You need a good looking case

When I built my PC the case was the item that took me more time to decide on. After all that's what you'll be looking at every day.
Well, I've been there and done that. My "big adventure" build of 2007 made a '95 Compaq ProLiant look beautiful on 3" braked double-casters, mirrored case window and provisions for dual bottom and dual front 140mm fans with dual 120mm San Ace exhausts. And there are some cases with enhanced cooling features at the top end of the price-scale. And I "put the brakes on" when I started contemplating the prospect of having the entire case chrome-plated. It would be beautiful, but not so sure some prospective buyer would want a case that big.
Despite the mythology that aluminum significantly enhances cooling, aluminum is more for looks. I have one system in a CM Stacker Midtower.

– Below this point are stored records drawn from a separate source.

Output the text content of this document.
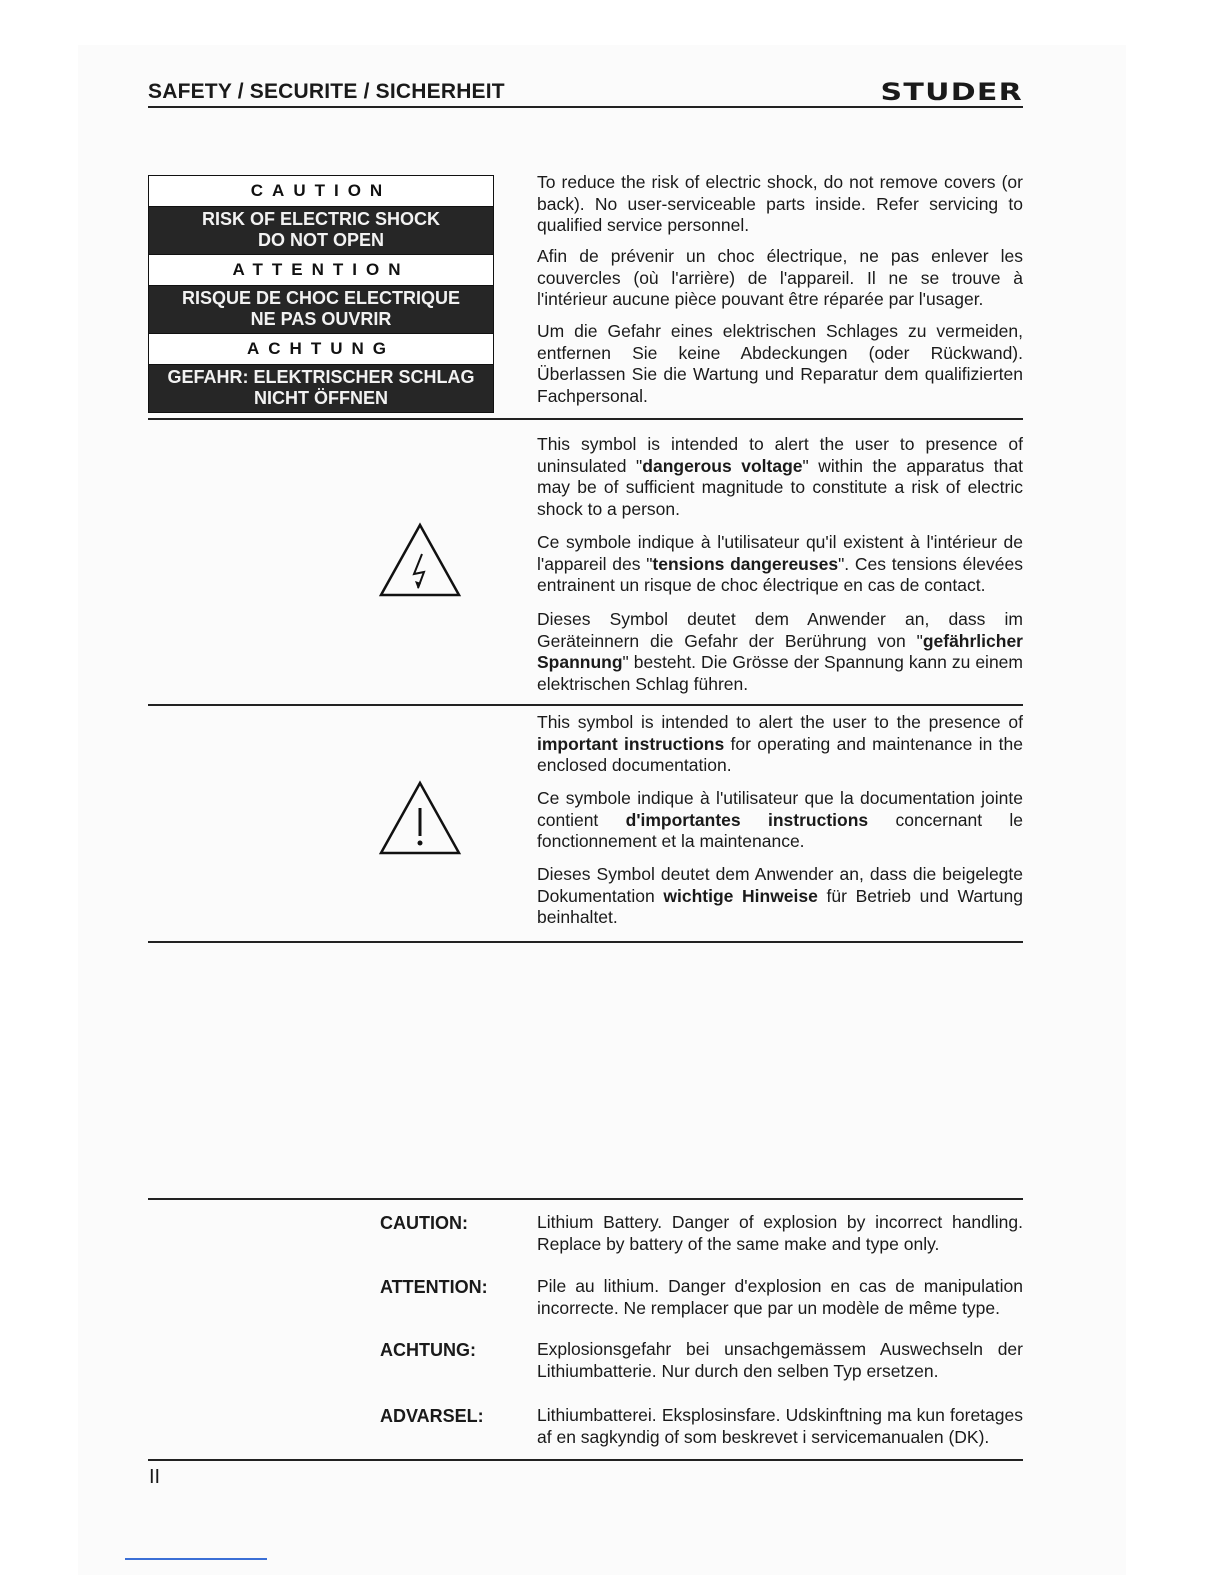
SAFETY / SECURITE / SICHERHEIT	STUDER
CAUTION
RISK OF ELECTRIC SHOCK
DO NOT OPEN
ATTENTION
RISQUE DE CHOC ELECTRIQUE
NE PAS OUVRIR
ACHTUNG
GEFAHR: ELEKTRISCHER SCHLAG
NICHT ÖFFNEN
To reduce the risk of electric shock, do not remove covers (or back). No user-serviceable parts inside. Refer servicing to qualified service personnel.
Afin de prévenir un choc électrique, ne pas enlever les couvercles (où l'arrière) de l'appareil. Il ne se trouve à l'intérieur aucune pièce pouvant être réparée par l'usager.
Um die Gefahr eines elektrischen Schlages zu vermeiden, entfernen Sie keine Abdeckungen (oder Rückwand). Überlassen Sie die Wartung und Reparatur dem qualifizierten Fachpersonal.
This symbol is intended to alert the user to presence of uninsulated "dangerous voltage" within the apparatus that may be of sufficient magnitude to constitute a risk of electric shock to a person.
Ce symbole indique à l'utilisateur qu'il existent à l'intérieur de l'appareil des "tensions dangereuses". Ces tensions élevées entrainent un risque de choc électrique en cas de contact.
Dieses Symbol deutet dem Anwender an, dass im Geräteinnern die Gefahr der Berührung von "gefährlicher Spannung" besteht. Die Grösse der Spannung kann zu einem elektrischen Schlag führen.
This symbol is intended to alert the user to the presence of important instructions for operating and maintenance in the enclosed documentation.
Ce symbole indique à l'utilisateur que la documentation jointe contient d'importantes instructions concernant le fonctionnement et la maintenance.
Dieses Symbol deutet dem Anwender an, dass die beigelegte Dokumentation wichtige Hinweise für Betrieb und Wartung beinhaltet.
CAUTION:	Lithium Battery. Danger of explosion by incorrect handling. Replace by battery of the same make and type only.
ATTENTION:	Pile au lithium. Danger d'explosion en cas de manipulation incorrecte. Ne remplacer que par un modèle de même type.
ACHTUNG:	Explosionsgefahr bei unsachgemässem Auswechseln der Lithiumbatterie. Nur durch den selben Typ ersetzen.
ADVARSEL:	Lithiumbatterei. Eksplosinsfare. Udskinftning ma kun foretages af en sagkyndig of som beskrevet i servicemanualen (DK).
II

But I also bought some CM HAF midtower models with the 200mm side-panel and top-panel fan option in addition to the 200mm front-panel intake. Those were less than half what I paid for the Stacker, although the Stacker can be easily modded to accommodate at least one 200mm intake fan.
People say the HAFs are ugly, or "they have too much plastic," but for your budget SECC steel case, it comes with the tool-less features and the cooling potential -- I believe -- is often not completely tapped by owners for the extra chump change and effort it would take.
We now see not only mATX motherboards but ITX, and we can't say what the future brings -- the HAF 915 and "stackable" complements may or may not be that future.
So it gets down to this. You can spend $250 or more on a really fine case. From past experience, you can recycle it into the most recent computer building project. But if I can get top-end cooling and accommodations from something like the HAF 922, I'd rather spend my money on the difference between a GTX 770 and a GTX 780 graphics card.
That's especially true if you have a household of three users and as many as five desktops to service, maintain, and occasionally - upgrade or replace.